資料來源: Google Book

Early modern Japan

This highly readable book offers a rich narrative of Japan's early modern - or Tokugawa - period (1568-1868). Drawing on an extensive body of scholarship, Totman weaves together political, economic, intellectual, literary and cultural history with imagination and skill, making this the only truly comprehensive and up to date study in English of these three centuries of Japanese history. The author broadens the context still further by bringing a unique ecological perspective to his subject, examining such topics as natural disasters, resource use and depletion, demographics, and river control. The book begins with the story of a century and a half of extraordinary growth that culminated in the urban cultural blossoming of the Genroku period (roughly 1680 to 1710).

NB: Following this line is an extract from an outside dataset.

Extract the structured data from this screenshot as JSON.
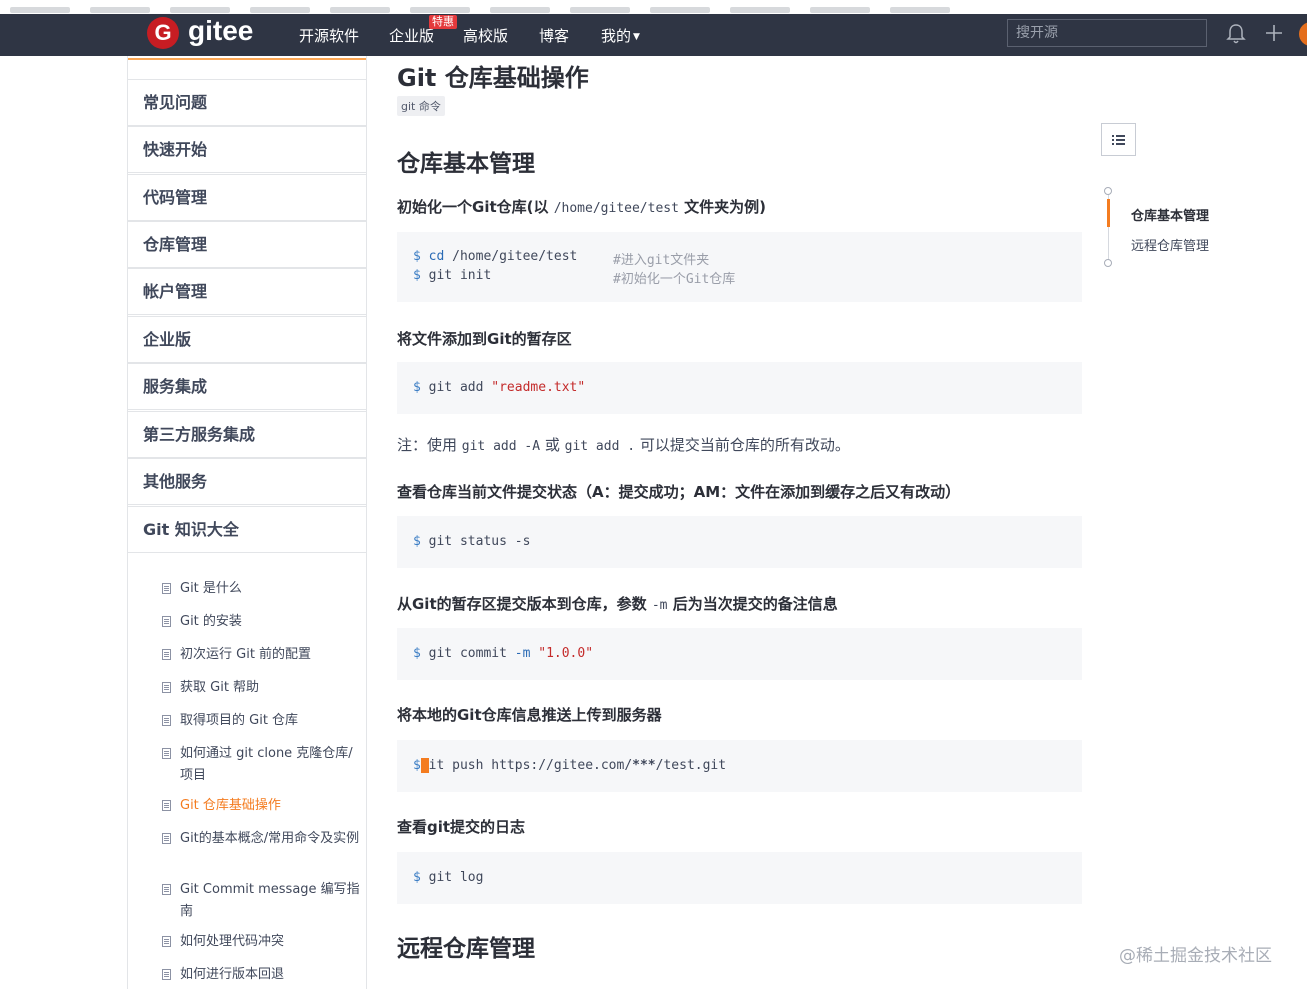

It then traces the complex pattern of political, cultural, and more fundamental environmental developments that brought Japan through the harsh decades of the eighteenth century into a period of renewed social and cultural dynamism in the 1790s. Finally, it follows the growing entanglement of these domestic trends and surging Euro-American imperialist activity that led to the Meiji Restoration and Japan's move into an era of active global engagement. Recognizing that Eurasian political boundaries are again in flux, the author devotes considerable attention to Japan's international relations during the decades after 1792 when its boundaries with Russia were gradually clarified. Totman enlivens his book throughout with biographical detail, forthright interpretation, and frequent quotations from primary sources. The extraordinary breadth of his sources and his remarkable ability to bring them together in a clear and engagingnarrative promise to make Early Modern Japan the standard work on the subject for years to come.